8.19.2010

Right Foot

In October 1998, a little over 6 months after I broke my left foot I was back in school in Youngstown and friends with a girl who lived across the hall my freshman year named Megan.
Megan had moved out the year before and was living in an apartment on top of a funeral home across the street from our dorms.

One night she had a party. There were adult beverages. There was a wheelchair she stole from a K-Mart. Heck, K-Marts still existed in most towns!
I was joyriding back and forth in the wheelchair and curbed it pretty hard, breaking it. Whoops.
A few hours and several drinks later I walked upstairs through the main area of the funeral home and into the apartment to get more jello shots out of the fridge. In the apartment I ran into a girl I sort of knew, but you know...I'd had a few drinks and everyone was my best friend.
She just got into nursing school and was super excited. Around 1130pm I grabbed 6 jello shots, grape and cherry, and started walking down the stairs with her asking her about school.

Then, when I was two steps from the bottom I thought I was really only one step from the bottom and I skipped a step. Down I fell jello shots flung in what seemed like slow motion through the air and my right foot twisted and I landed on the inside of it crunching the outside.
It might have been the pain, it was probably the alcohol but I immediately began to dry heave and felt wetness all over my bottom.
Nursing School girl ran for a trash can and Megan came up the stairs to see what happened. After ralphing into the trash can a few times I asked someone to go get Alaina from our room across the hall and to have her bring my car keys.

I stood up and told nursing school girl I thought I pee'd my pants. She looked at my bottom and burst out laughing. What?!! What!?!??? I asked. She said, you didn't pee, you landed on the jello shots.
Apparently I had purple and red splats all over my tan pants covered bottom.
I hobbled down the stairs and onto the porch where everyone else at the party was regaled with the tale of my clumsiness. We lamented the broken wheelchair that would have been best suited to take me to the parking lot where my car was parked.

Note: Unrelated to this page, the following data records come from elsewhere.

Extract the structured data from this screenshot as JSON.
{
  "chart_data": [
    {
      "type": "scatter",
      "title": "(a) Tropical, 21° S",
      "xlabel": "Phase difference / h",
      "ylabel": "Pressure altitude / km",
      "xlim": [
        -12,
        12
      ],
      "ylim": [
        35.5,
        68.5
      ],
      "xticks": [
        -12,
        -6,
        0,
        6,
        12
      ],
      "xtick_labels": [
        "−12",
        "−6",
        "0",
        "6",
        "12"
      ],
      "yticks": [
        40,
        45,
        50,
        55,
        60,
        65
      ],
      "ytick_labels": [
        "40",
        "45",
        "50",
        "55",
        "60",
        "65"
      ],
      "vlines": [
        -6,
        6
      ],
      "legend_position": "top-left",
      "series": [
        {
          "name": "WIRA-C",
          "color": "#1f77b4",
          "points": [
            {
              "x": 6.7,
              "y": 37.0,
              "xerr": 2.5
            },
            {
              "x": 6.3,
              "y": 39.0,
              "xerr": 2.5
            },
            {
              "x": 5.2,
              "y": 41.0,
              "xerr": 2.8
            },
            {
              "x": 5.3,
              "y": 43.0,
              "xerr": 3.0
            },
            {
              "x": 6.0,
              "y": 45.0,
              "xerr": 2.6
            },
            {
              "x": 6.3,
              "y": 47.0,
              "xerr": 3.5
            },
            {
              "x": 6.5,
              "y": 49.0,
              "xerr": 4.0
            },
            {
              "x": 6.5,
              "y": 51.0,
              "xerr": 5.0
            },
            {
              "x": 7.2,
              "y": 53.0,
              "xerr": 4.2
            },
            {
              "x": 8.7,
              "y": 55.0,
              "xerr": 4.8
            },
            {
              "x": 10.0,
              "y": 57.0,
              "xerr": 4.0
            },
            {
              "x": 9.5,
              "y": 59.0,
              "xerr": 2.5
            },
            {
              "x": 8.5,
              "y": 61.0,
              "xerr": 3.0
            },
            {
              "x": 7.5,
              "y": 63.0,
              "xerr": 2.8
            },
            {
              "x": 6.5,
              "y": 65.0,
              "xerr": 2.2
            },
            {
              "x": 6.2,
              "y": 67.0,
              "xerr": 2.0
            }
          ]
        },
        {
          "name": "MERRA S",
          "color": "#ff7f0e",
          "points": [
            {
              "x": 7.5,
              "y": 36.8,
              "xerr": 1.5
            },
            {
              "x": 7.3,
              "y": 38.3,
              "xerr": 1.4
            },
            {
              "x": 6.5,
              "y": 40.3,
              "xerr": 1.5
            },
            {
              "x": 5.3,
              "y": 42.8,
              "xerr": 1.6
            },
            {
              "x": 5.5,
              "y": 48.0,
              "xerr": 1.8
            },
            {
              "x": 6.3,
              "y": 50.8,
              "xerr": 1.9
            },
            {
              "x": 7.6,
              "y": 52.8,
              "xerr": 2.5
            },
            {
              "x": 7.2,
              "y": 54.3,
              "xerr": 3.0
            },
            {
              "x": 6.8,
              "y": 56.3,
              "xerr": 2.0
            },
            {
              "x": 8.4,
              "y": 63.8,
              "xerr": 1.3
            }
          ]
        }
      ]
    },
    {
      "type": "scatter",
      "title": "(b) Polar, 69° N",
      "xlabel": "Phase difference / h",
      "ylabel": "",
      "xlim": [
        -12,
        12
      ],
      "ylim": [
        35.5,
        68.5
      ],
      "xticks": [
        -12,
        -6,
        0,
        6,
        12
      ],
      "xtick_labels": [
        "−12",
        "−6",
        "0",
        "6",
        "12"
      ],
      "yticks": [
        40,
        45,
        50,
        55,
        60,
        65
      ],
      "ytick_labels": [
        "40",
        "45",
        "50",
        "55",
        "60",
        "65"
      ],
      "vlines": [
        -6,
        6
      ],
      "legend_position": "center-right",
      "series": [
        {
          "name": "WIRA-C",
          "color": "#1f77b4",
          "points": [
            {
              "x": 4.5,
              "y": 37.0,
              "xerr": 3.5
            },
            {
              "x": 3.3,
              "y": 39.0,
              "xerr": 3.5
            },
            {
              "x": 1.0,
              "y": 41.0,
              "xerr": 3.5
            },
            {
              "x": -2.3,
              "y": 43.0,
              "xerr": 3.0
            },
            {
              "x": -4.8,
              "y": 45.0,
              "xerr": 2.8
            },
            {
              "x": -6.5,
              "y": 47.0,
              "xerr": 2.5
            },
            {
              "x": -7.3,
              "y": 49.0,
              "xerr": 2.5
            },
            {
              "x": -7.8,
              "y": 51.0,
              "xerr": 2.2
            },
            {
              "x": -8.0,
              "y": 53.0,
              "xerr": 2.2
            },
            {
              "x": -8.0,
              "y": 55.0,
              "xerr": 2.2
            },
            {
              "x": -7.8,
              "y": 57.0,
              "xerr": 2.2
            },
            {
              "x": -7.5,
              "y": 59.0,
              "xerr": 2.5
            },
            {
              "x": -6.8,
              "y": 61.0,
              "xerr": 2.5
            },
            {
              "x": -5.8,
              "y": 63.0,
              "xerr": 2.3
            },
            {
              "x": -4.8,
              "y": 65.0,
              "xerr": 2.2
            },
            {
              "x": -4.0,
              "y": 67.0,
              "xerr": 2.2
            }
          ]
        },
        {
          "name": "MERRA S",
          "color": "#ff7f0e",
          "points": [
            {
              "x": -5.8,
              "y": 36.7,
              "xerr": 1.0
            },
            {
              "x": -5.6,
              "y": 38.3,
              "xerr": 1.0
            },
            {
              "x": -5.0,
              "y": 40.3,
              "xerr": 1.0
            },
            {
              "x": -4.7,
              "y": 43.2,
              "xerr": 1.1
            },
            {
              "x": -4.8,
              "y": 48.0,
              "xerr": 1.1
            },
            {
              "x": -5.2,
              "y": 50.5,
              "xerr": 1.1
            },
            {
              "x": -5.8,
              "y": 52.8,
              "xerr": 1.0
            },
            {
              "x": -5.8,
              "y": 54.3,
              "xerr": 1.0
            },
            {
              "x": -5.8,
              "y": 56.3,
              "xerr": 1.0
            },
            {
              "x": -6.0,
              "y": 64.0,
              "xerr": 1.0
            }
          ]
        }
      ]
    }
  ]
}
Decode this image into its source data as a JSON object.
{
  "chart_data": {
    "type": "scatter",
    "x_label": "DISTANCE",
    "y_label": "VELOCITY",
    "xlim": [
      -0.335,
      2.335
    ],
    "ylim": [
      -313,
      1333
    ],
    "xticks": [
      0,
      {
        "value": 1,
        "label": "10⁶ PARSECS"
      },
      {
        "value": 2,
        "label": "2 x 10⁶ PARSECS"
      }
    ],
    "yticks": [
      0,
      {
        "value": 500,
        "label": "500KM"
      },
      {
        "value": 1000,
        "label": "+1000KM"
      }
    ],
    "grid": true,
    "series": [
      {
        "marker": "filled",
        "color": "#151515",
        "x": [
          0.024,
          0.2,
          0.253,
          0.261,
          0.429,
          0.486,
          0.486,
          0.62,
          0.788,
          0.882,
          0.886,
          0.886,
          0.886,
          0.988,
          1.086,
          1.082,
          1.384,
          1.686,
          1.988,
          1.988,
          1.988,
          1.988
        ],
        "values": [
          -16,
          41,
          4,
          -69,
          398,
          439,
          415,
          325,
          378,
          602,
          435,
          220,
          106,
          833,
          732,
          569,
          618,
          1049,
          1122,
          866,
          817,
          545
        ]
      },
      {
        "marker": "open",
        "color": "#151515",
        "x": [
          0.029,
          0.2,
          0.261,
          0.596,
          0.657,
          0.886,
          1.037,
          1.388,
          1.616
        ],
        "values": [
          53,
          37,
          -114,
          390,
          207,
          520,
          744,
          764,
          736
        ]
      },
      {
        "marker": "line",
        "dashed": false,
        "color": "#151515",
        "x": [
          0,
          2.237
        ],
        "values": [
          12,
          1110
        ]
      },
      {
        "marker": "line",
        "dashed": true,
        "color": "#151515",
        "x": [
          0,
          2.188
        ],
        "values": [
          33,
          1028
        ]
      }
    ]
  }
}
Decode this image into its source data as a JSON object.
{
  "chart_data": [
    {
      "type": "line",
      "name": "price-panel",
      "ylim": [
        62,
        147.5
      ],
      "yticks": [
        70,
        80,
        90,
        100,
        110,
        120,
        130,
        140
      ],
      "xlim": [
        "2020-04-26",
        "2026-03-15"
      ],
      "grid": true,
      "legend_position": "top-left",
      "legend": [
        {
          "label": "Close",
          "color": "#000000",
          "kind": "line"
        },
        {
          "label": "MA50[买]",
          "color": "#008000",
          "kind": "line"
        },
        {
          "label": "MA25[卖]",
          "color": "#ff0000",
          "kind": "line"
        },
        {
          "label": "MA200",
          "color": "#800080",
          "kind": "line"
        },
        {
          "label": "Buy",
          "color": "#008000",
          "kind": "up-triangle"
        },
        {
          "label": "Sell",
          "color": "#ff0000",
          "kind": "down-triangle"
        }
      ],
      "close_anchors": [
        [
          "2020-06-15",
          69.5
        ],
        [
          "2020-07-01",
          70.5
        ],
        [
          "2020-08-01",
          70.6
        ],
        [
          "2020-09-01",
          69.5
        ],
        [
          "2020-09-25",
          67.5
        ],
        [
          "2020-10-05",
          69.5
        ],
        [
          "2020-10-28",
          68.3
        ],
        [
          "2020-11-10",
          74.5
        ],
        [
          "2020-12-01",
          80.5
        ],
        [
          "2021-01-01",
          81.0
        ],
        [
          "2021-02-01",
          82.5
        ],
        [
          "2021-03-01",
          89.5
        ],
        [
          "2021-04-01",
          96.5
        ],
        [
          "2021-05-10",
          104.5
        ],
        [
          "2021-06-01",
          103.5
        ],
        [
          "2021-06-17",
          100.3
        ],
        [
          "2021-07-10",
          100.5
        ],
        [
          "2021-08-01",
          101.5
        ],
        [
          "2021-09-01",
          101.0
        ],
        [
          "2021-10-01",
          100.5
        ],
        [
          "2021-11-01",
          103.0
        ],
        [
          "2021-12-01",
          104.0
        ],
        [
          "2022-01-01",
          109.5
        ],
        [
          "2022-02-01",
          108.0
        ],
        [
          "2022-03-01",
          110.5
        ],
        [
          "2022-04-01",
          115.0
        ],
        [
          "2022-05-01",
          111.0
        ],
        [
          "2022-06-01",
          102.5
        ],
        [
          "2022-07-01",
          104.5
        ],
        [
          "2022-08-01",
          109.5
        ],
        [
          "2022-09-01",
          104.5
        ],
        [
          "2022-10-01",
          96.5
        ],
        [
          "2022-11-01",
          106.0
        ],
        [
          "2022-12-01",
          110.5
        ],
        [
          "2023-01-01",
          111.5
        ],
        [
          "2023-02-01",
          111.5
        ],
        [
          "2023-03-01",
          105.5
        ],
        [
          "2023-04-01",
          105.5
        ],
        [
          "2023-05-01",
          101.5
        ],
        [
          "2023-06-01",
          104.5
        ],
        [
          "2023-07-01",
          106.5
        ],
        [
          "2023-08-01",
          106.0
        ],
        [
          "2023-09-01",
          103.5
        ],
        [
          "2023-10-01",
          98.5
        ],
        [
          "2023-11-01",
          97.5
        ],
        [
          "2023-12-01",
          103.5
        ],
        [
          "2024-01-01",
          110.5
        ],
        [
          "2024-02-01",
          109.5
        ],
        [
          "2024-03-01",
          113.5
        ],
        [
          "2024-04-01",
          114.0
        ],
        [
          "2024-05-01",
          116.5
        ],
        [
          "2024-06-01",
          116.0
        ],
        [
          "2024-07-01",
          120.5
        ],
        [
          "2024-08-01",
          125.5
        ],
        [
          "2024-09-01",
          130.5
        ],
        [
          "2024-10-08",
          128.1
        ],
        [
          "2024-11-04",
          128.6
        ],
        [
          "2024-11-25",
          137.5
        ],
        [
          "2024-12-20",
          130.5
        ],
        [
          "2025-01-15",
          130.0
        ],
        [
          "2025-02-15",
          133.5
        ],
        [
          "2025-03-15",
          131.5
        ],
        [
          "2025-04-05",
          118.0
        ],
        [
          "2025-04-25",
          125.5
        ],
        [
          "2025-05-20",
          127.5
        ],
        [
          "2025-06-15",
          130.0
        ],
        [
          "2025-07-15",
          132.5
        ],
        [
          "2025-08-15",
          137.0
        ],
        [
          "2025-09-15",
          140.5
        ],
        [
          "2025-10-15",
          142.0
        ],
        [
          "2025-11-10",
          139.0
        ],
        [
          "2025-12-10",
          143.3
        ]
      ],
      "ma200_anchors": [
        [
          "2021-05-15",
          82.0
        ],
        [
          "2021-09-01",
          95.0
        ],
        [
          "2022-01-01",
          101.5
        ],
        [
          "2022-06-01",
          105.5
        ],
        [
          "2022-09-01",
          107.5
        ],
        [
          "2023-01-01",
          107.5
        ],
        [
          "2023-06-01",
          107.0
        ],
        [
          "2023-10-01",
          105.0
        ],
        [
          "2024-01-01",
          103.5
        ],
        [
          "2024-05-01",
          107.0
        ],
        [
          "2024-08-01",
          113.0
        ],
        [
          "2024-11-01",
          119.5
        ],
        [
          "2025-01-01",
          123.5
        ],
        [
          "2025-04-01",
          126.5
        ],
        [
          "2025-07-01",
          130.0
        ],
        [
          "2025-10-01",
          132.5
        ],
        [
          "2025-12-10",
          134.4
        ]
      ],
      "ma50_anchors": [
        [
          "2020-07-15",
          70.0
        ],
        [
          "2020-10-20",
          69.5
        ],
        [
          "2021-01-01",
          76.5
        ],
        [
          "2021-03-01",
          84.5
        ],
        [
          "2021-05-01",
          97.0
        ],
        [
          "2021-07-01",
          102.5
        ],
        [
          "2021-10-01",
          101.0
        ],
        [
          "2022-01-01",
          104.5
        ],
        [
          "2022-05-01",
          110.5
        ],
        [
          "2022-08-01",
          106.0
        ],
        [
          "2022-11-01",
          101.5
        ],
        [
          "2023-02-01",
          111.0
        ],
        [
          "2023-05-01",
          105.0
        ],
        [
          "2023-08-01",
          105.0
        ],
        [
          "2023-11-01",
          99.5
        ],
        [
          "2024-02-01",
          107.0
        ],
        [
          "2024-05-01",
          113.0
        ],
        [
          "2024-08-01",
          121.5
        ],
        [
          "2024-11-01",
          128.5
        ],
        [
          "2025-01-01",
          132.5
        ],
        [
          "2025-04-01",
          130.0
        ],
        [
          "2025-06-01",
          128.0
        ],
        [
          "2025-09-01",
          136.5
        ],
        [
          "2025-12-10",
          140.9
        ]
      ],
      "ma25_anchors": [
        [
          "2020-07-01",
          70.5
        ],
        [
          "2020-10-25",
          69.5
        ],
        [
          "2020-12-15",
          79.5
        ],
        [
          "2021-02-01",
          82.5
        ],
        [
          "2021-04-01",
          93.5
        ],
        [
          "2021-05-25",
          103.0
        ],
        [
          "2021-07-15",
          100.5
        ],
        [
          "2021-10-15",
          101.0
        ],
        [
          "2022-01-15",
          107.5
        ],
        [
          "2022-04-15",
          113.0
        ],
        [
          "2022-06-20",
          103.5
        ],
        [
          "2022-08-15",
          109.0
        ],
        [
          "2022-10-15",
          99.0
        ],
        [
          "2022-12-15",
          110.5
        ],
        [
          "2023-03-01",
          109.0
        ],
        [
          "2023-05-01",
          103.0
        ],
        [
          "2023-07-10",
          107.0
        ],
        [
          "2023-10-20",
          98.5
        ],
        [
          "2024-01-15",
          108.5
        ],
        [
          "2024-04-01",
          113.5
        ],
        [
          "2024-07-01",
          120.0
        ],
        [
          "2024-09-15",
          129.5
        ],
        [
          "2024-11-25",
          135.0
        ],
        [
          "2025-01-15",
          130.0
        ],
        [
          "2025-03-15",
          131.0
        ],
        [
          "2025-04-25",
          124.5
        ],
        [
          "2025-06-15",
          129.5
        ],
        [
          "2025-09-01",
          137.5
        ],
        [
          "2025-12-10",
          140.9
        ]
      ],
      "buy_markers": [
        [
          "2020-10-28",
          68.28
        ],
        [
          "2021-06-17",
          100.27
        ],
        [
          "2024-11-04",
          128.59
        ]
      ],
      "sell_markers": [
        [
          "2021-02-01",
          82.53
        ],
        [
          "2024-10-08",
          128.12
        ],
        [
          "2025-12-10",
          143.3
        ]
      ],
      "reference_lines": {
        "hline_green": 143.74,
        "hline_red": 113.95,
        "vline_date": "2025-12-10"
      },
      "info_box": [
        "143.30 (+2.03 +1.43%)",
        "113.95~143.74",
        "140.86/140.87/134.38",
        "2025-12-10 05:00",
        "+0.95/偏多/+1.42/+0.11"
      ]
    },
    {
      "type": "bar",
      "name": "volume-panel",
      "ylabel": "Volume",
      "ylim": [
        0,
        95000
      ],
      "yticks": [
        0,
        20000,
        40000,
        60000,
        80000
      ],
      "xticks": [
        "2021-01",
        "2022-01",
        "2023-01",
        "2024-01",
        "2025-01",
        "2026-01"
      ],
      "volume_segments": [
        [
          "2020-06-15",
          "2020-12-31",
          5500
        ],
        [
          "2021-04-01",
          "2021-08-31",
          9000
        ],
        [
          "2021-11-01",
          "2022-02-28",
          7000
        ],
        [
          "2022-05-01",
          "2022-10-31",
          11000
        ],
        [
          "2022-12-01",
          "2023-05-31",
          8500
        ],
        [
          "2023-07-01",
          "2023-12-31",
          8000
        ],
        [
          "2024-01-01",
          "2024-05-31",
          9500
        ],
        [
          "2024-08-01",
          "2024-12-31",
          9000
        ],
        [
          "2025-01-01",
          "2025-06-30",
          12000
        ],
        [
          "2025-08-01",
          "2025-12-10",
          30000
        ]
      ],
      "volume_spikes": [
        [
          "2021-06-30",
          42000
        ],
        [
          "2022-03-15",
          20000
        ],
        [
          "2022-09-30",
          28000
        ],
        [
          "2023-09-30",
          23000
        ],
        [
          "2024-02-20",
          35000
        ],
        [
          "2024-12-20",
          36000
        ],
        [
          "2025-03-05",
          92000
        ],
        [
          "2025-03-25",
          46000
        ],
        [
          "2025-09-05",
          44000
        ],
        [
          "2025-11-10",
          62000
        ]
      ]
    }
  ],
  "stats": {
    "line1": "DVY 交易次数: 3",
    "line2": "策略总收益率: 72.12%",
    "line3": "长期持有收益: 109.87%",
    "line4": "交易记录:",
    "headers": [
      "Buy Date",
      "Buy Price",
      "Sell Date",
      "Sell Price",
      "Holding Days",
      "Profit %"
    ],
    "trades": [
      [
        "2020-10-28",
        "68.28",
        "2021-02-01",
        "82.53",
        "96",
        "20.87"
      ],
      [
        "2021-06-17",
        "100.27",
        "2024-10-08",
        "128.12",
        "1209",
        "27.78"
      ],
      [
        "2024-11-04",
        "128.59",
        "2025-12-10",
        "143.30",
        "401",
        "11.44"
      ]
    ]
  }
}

Alaina came, laughed and then we got in my car and went to the nearest hospital. The nearest hospital being the one in the middle of the ghetto since our university was on the edge of the bad part of town. I was busy trying to sober up, seeing as I wasn't actually permitted to consume adult beverages legally....
Alaina dropped me at the ER door, I hobbled in, checked in and crawled into a wheel chair to prop my foot up. In the mean time Alaina left the hospital and went to a store to buy me some saltine crackers (I think, people at the party might have sent them with us, I can't quite remember).

The inner city ER was fascinating. There was one very very drunk and alternately belligerent and slap happy man wandering about. He wandered over to me and said, "Whassamatterwitchu?" I told him I think I broke my foot. He pointed to my right foot and said, "Thissun?" I replied yes. So naturally, he grabbed my newly broken foot and said, "When chu get betta, you runna one for da gipper!"
I had no idea who or what the gipper was, and I didn't ask for fear he would start shaking and squeezing my foot again. (Someone later told me the gipper is apparently Ronald Reagan)
About two in the morning I was taken back and put in a room.
About five after two in the morning I was taken out of the room and pushed (literally pushed then let go to roll freely) across the hall where I came to rest by a hazardous material waste bin because a drive by had rolled in and they had more critical patients.
But all that was ok with me, because it gave the saltines time to kick in.

Finally about 430 in the morning we were released and I had a partial cast running up my whole calf with an ace bandage wrapped around it and crutches to walk on. It was the exact same break as the left foot, just on the other foot. But the hospital was all out of air casts and I needed to go to my family doctor for one of those.
Since my parents are early risers I called them when I got back to our dorm room about 6am. I told them what happened and that I needed an air cast boot thing just like before but they can be used on either foot.
My dad said, "Shit! I JUST threw the boot away"
So he bought another one, for another $400.

To this day, that man still has the boot in his attic and he's fairly certain that's why I haven't broken a foot since.